Bonneville was sued by 72 public utilities after power prices soared during the Western energy crisis of 2001.
The BPA offered to settle the lawsuits by rolling back wholesale electricity prices by 7.4 percent, but all 72 utilities had to sign the agreement by yesterday in order for it to take effect.
Several Washington state utilities, most notably the Snohomish County Public Utility District (PUD), the largest of Bonneville's public customers, were among those that rejected the settlement.
"We felt it was shortsighted for consumers and the region," said Neil Neroutsos, spokesman for the PUD. Despite the rate relief, the settlement would have imposed other costs on a number of utilities, Neroutsos said.
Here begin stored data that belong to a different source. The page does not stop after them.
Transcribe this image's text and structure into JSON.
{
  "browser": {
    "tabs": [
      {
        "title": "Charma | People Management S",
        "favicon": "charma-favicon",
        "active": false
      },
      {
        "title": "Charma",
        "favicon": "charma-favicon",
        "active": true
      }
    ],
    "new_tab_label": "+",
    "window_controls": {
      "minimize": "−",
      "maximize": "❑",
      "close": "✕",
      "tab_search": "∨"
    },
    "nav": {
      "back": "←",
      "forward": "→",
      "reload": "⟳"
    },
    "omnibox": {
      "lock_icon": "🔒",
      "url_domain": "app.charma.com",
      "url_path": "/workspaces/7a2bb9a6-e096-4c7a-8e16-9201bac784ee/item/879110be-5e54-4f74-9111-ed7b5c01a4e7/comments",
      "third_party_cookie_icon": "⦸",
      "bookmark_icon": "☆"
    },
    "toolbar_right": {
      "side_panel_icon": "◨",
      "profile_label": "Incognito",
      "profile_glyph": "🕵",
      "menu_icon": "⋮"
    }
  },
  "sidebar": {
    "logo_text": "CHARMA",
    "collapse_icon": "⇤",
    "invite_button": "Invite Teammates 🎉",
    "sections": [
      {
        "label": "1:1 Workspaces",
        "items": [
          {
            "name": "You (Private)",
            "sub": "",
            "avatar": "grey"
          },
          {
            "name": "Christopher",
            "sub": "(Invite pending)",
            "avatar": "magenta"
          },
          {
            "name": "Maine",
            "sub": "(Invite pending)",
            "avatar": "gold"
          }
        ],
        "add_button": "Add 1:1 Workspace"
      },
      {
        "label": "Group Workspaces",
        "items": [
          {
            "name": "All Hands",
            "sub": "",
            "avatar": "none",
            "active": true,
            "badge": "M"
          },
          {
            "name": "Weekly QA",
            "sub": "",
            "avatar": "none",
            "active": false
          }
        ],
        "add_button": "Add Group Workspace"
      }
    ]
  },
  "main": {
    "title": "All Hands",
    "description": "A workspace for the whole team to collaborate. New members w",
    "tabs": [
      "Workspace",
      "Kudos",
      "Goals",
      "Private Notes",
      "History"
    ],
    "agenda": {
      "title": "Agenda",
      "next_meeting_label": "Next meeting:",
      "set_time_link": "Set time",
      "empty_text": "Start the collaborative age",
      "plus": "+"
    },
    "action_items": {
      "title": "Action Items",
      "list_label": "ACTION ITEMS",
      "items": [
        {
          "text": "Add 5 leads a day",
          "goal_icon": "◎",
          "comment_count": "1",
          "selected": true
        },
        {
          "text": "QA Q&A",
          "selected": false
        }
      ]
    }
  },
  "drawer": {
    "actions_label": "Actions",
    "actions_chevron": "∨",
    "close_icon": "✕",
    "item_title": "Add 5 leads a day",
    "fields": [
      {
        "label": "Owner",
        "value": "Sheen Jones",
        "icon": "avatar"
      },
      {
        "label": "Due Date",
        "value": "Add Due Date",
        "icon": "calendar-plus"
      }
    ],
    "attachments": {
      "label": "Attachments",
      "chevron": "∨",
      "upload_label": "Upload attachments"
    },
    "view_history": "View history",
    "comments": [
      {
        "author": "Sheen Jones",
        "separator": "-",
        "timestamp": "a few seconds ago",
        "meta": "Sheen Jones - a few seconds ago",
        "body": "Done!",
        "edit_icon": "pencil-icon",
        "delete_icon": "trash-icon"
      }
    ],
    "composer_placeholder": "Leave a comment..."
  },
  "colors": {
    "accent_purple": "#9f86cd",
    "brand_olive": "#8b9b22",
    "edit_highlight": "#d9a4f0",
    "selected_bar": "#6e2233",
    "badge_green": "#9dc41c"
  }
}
Bonneville had planned to change its system of credits to investor-owned utilities to a mixture of cash and electricity, but public utilities argued the rebates were unwarranted and would forced the BPA to raise wholesale rates. Under the terms of the agreement, the private utilities would have agreed to defer receiving an additional $269 million in BPA payments until 2007, when the agency's next rate period begins.
The payments also would have been limited to between $100 million and $300 million in the 2007-11 rate period, down from about $400 million a year in current contracts.
Public power customers in the region would have seen wholesale electricity costs cut by $190 million, local utility managers said.
Managers of other utilities that had approved the agreement said they were disappointed by the decision to reject the settlement.
Rick Crinklaw, general manager of Lane Electric Cooperative in Eugene, said Snohomish and other utilities believe they can get a better settlement in court.
"For them, successful litigation would result in greater benefits," Crinklaw said.
"But from our standpoint, the benefits of a settlement would be certain if approved, and for us not markedly different than what litigated solution would be," he said. "And favorable rulings by the courts are by no means certain, so for us it was only 50-50 chance, and a settlement makes much more sense."
It was unlikely the settlement offer would be renegotiated, said BPA spokesman Ed Mosey.
"It's full speed ahead, it's not back to the drawing board," Mosey said.